この勧告は2007年デンマーク国家生命倫理委員会より公表され、2010年に改訂された” Recommendations concerning Social Robots”を同委員会の許可を得て訳出したものです。脚注はすべて訳者によるもので、日本の現状と比べて誤解の発生しないことに留意して付けたものです。

 

 

 

1.    ソーシャルロボット: ソーシャルロボットはデンマークの国家生命倫理委員会がこの勧告の中で定義したもの。本文から理解できるように、介護、家事、娯楽、軍用の4分野があるとされており、産業用以外のすべてのロボットを指す。介護用の中に医療用を含むかどうかは不明。我が国の「サービスロボット」との相違は、医療用と軍事用の2点のように思われる。

2.    物を持ち上げるロボット日本で市販されていたこの種のロボットとしてはマイスプーン以外に心当たりがない。

3.    かかわり合いの機器”relationship technology”の訳。
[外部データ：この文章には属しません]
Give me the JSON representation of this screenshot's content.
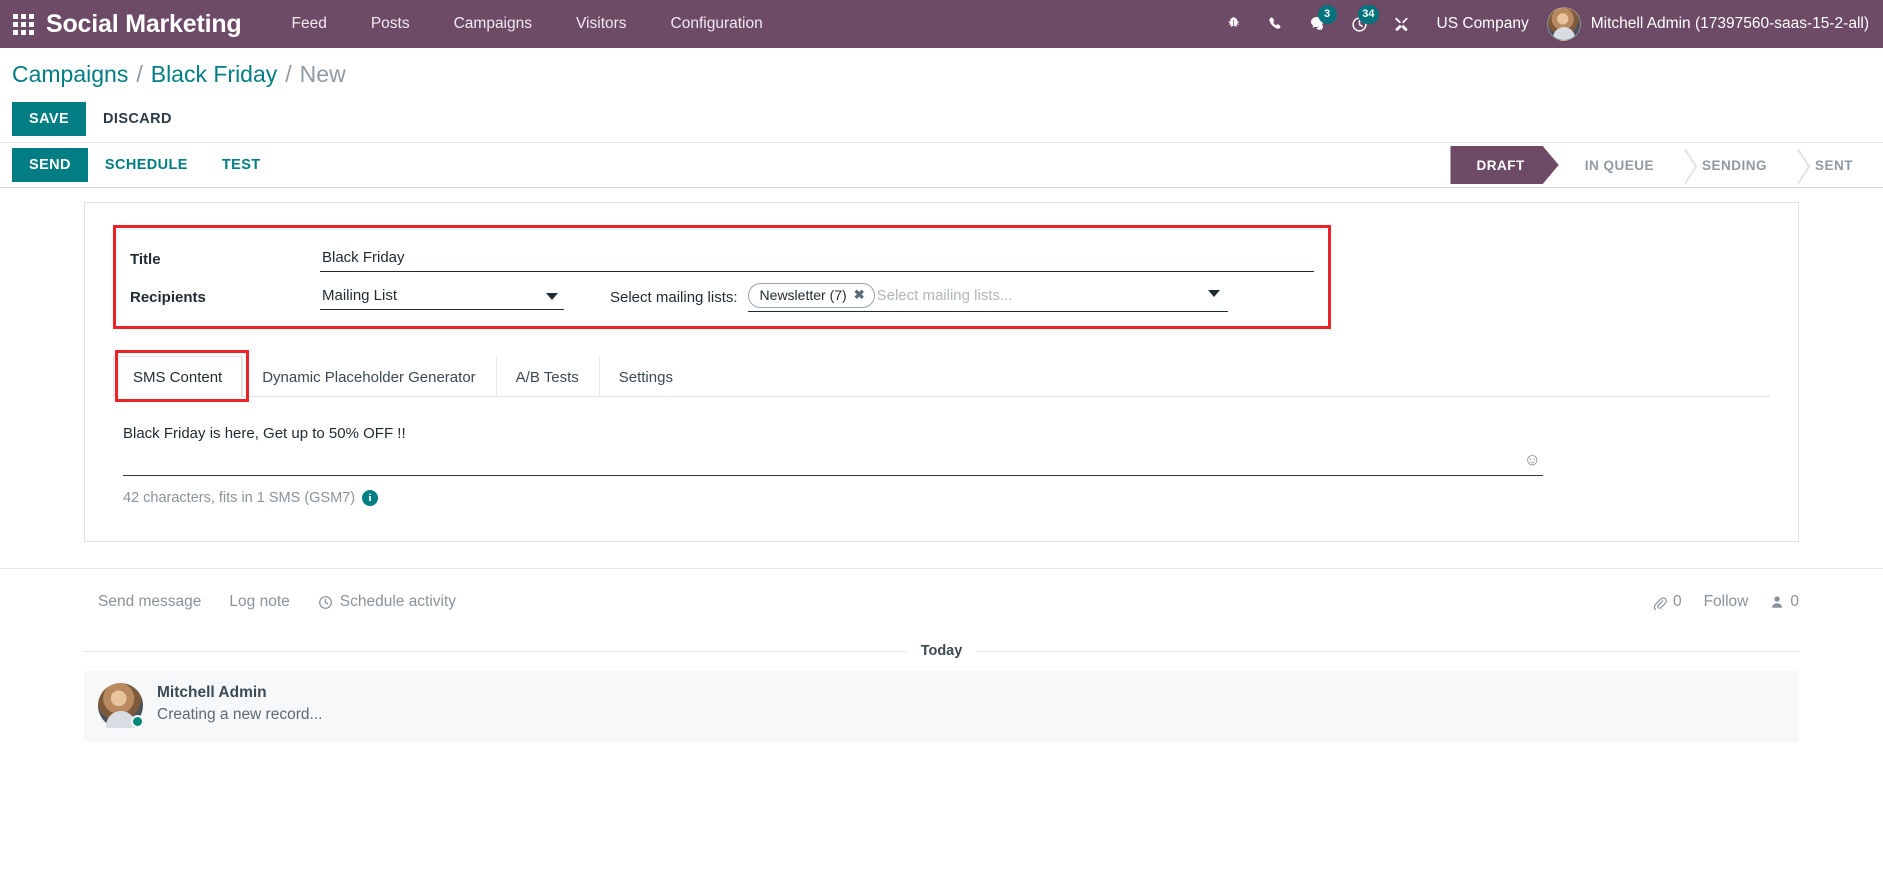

この勧告では本文中で「人間が機器に対して感情的・社会的かかわり合いをもつ結果として有用な効果を有する機器」と定義されているが、この勧告ではロボットに対して人が感情的社会的なかかわりを持つことに関する倫理上の問題を中心的な問題に据えているために、この勧告の核心的概念といえる。この問題を強調したいときにはロボットを”relationship technology”と表現している。

4.    プライバシーの限界”intimacy limit”の訳。特に排泄介護に関して述べられており、身体介護において介護者が要介護者のプライバシーにかかわらざるを得ない限界を表現している。

5.    福祉機具welfare technologyの訳。デンマーク語ではVelfærdsteknologi、スウェーデン語ではVälfärdsteknologi2007年にデンマークで、Assistive technology(福祉機器、福祉用具を表現する標準的な英語。デンマーク語ではhjælpemidler、スウェーデン語ではHjälpmedel)に対置して作られた用語。Assistive technologyは障害者の日常の用を支援するための機器で、北欧における給付制度では必要としている人には無償で給付することになっている。一方、福祉機具は高齢者、障害者に有用な機器であるが、必ずしも給付の対象とはなっていない機器で、ロボットやテレメディシンなどのハイテクの他、天井走行式リフトや昇降式温水洗浄便座などデンマークで普及していない機器も含まれる。ここでは、福祉機器、福祉用具などの日本語と区別するために「福祉機具」と訳した。なお、スウェーデンとノルウェーにおける公式の定義は、高齢者、障害者に有用なあらゆる機器であって,我が国の共用品をも含む概念である。デンマークにおける定義とは違っている点に注意が必要である。なお、Assistive technologyにおける”technology”は「技術」の意味ではなく、「機器」の意味で使われており、その日本語訳は「支援機器」である。なお、文献:http://www.f.waseda.jp/s_yamauchi/docs/JJSWSAT_07_45_2007.pdfおよび山内繁:北欧の福祉用具瞥見, 日本生活支援工学会誌, 14(2), 21-25 (2014).を参照。

6.    自動洗浄便器automatically cleaned toilet, self-cleaning tioletの訳。我が国で広く用いられている温水洗浄便座ではなく、便器そのものを自動的に洗浄するロボット便器をさす。パリ、ニューヨーク、サンフランシスコなどに設置されている有料公衆便所で使われている。

7.    排泄ロボットが実用化されても、移乗、移動などの介護作業は必要であり、それのみは言い過ぎで、ふれあいの中の重点が変化することを強調したかったものであろう。

8.    人を対象とする研究の倫理審査委員会デンマークの倫理審査委員会は法律に基づいて設置され、内務保健大臣の任命する中央倫理審査委員会と5つの州政府が任命する8つの地方倫理審査委員会があり、いずれも過半数は非専門家より構成される。委員会の決定に対する違反者には罰金又は4ヶ月以下の禁固刑の対象となる刑事罰が科される。

9.    介護一般の中でここでは、研究のための倫理審査の必要性と、サービス提供のためには倫理審査は不要であることの区別について述べている。ベルモントレポートによる診療と研究との区別に基づいている。人を対象とする研究の倫理は研究倫理、診療などのサービスの倫理は生命倫理として位置づけている。